OpenBSD Journal
Home : : Add Story : : Archives : : About : : Create Account : : Login :
Developer blog: cnst@: fixing make
Contributed by deanna on Tue Jun 19 10:42:41 2007 (GMT)
from the that's-a-lot-of-j dept.

Constantine A. Murenin (cnst@) writes:

A 10-year-old pointer-arithmetic bug in make(1) is now gone, thanks to malloc.conf and some debugging. The bug prevented people from running make -j on OpenBSD for fear of it looping on one the CPUs forever, without actually building anything.

Personally, I've encountered this bug a few times after todd@ told me about the -j option at c2k7. I immediately noticed performance improvements in building kernel with `make -j4` — which was obvious from the fact that now both CPUs were at close to 0% idle time for the duration of the build. However, I've also noticed that shortly after being started with a big -j number, like 16 or 24, the make process would become mysteriously quiet and would start to consume 100% of one of the CPUs (without actually running any jobs) every time I ran it.

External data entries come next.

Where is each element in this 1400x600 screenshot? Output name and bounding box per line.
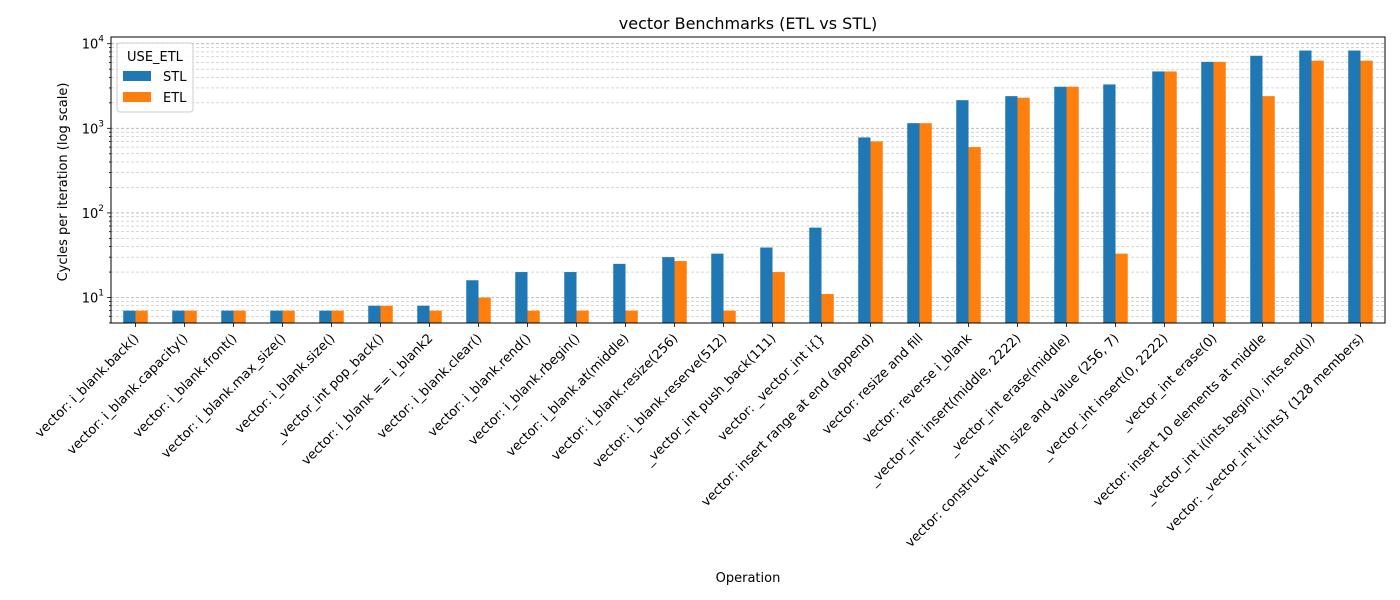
bar-stl-11: [662, 257, 675, 323]
bar-etl-6: [429, 310, 442, 323]
bar-etl-24: [1311, 60, 1324, 324]
bar-stl-3: [270, 310, 283, 323]
bar-stl-14: [809, 227, 822, 323]
bar-etl-13: [772, 272, 785, 323]
bar-etl-1: [184, 310, 197, 323]
plot-frame: [110, 36, 1386, 324]
x-axis-label: Operation: [716, 571, 781, 586]
bar-stl-15: [858, 137, 871, 323]
bar-etl-21: [1164, 71, 1177, 324]
bar-stl-5: [368, 305, 381, 323]
bar-stl-20: [1103, 84, 1116, 324]
bar-stl-8: [515, 272, 528, 323]
y-tick-label: 103: [82, 119, 104, 137]
bar-etl-23: [1262, 96, 1275, 323]
legend-label-etl: ETL: [163, 91, 187, 106]
chart-title: vector Benchmarks (ETL vs STL): [619, 14, 878, 33]
bar-stl-23: [1250, 55, 1263, 324]
y-axis: 101 102 103 104: [82, 35, 111, 324]
y-tick-label: 102: [82, 204, 104, 222]
legend-swatch-stl: [123, 71, 151, 81]
bar-stl-16: [907, 123, 920, 323]
bar-etl-22: [1213, 61, 1226, 324]
legend: USE_ETL STL ETL: [116, 42, 194, 113]
bar-stl-10: [613, 263, 626, 323]
bar-stl-19: [1054, 86, 1067, 323]
bar-stl-22: [1201, 61, 1214, 324]
bar-stl-12: [711, 253, 724, 323]
bar-stl-13: [760, 247, 773, 323]
bar-stl-1: [172, 310, 185, 323]
bar-stl-17: [956, 100, 969, 323]
bar-etl-10: [625, 310, 638, 323]
bar-stl-24: [1299, 50, 1312, 323]
legend-title: USE_ETL: [127, 50, 184, 65]
bar-stl-21: [1152, 71, 1165, 324]
bar-etl-17: [968, 147, 981, 323]
bar-etl-5: [380, 305, 393, 323]
bar-etl-14: [821, 294, 834, 323]
bar-stl-18: [1005, 96, 1018, 323]
bar-stl-9: [564, 272, 577, 323]
y-axis-label: Cycles per iteration (log scale): [56, 83, 71, 282]
bar-etl-25: [1360, 60, 1373, 324]
y-tick-label: 104: [82, 35, 105, 53]
bar-etl-20: [1115, 253, 1128, 323]
bar-etl-8: [527, 310, 540, 323]
legend-swatch-etl: [123, 92, 151, 102]
bar-etl-11: [674, 261, 687, 323]
bar-etl-18: [1017, 97, 1030, 324]
bar-etl-0: [135, 310, 148, 323]
bar-stl-4: [319, 310, 332, 323]
bar-etl-7: [478, 297, 491, 323]
bar-stl-7: [466, 280, 479, 323]
bar-etl-16: [919, 123, 932, 323]
bar-etl-4: [331, 310, 344, 323]
bar-etl-15: [870, 141, 883, 323]
bar-etl-9: [576, 310, 589, 323]
bar-etl-2: [233, 310, 246, 323]
bar-etl-19: [1066, 86, 1079, 323]
bar-stl-6: [417, 305, 430, 323]
legend-label-stl: STL: [163, 70, 187, 85]
bars: [123, 50, 1373, 324]
bar-stl-25: [1348, 50, 1361, 323]
bar-etl-3: [282, 310, 295, 323]
bar-stl-0: [123, 310, 136, 323]
y-tick-label: 101: [82, 289, 104, 307]
bar-stl-2: [221, 310, 234, 323]
bar-etl-12: [723, 310, 736, 323]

Independently (or maybe due to the influence) of the above make(1) bug, one day I've decided to give the malloc options a try, with running `ln -s 'AFGHJPRX' /etc/malloc.conf` to set it up. After setting these malloc options, I've noticed that make was crashing quite often when used with the -j option.

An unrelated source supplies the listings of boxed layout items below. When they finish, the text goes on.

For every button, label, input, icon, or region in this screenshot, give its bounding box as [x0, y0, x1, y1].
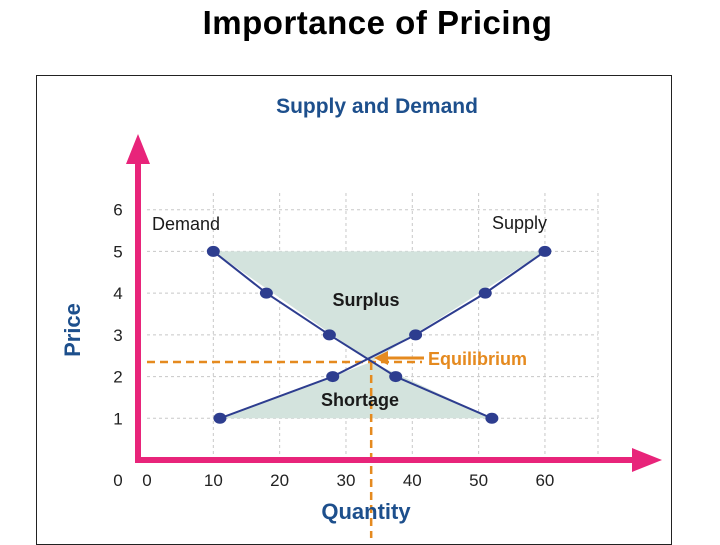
- y-axis-label: Price: [60, 303, 85, 357]
- shortage-region: [219, 361, 492, 419]
- x-tick-label: 0: [142, 471, 151, 490]
- demand-point: [259, 287, 273, 299]
- supply-point: [409, 329, 423, 341]
- demand-point: [206, 245, 220, 257]
- y-tick-label: 6: [113, 201, 122, 220]
- equilibrium-arrow-icon: [374, 351, 424, 365]
- x-tick-label: 50: [469, 471, 488, 490]
- x-tick-label: 20: [270, 471, 289, 490]
- x-tick-label: 30: [337, 471, 356, 490]
- surplus-region: [213, 251, 545, 362]
- demand-label: Demand: [152, 214, 220, 234]
- x-axis-arrow-icon: [632, 448, 662, 472]
- demand-point: [322, 329, 336, 341]
- x-axis-label: Quantity: [321, 499, 411, 524]
- supply-point: [478, 287, 492, 299]
- axes: [126, 134, 662, 472]
- equilibrium-arrow-head: [374, 351, 388, 365]
- data-points: [206, 245, 552, 424]
- chart-title: Supply and Demand: [276, 95, 478, 118]
- equilibrium-label: Equilibrium: [428, 349, 527, 369]
- y-tick-label: 3: [113, 326, 122, 345]
- supply-label: Supply: [492, 213, 547, 233]
- shortage-label: Shortage: [321, 390, 399, 410]
- equilibrium-guides: [147, 360, 422, 538]
- supply-point: [213, 412, 227, 424]
- y-tick-label: 4: [113, 284, 122, 303]
- demand-point: [485, 412, 499, 424]
- supply-point: [326, 371, 340, 383]
- demand-point: [389, 371, 403, 383]
- supply-point: [538, 245, 552, 257]
- x-tick-label: 60: [535, 471, 554, 490]
- surplus-label: Surplus: [332, 290, 399, 310]
- y-axis-arrow-icon: [126, 134, 150, 164]
- y-tick-label: 1: [113, 409, 122, 428]
- x-tick-label: 40: [403, 471, 422, 490]
- origin-tick-label: 0: [113, 471, 122, 490]
- slide-title: Importance of Pricing: [202, 4, 553, 41]
- x-tick-label: 10: [204, 471, 223, 490]
- y-tick-label: 2: [113, 368, 122, 387]
- y-tick-label: 5: [113, 242, 122, 261]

To make the long story short, I've discovered that the problem had to do with pointer arithmetic. A number of bytes was added as an offset for a pointer of type fd_set, which has a size of 128. I.e. the offset in the number of bytes was erroneously multiplied by a factor of 128, thus doing a memset on the unallocated piece of memory, leaving the allocated part uninitialised.

Afterward, millert@ also identified that the original code from 1997 seems to have a potential memory leak due to incorrect realloc usage, so we've fixed that problem too, and a complete patch was committed to 4.1-current

Happy hacking!

[topicblog]

<< OpenBSD: Free As In Air | Reply | Threaded | OpenBSD runs great on Soekris 5501 >>

Threshold: Help

Related Links
more by deanna


  Re: Developer blog: cnst@: fixing make (mod 10/56)
by Anonymous Coward (193.63.217.208) on Tue Jun 19 11:48:18 2007 (GMT)
  Excellent, thanks. Will this be back-ported to -stable and 4.0 as a reliability fix?
  [ Show thread ] [ Reply to this comment ] [ Mod Up ] [ Mod Down ]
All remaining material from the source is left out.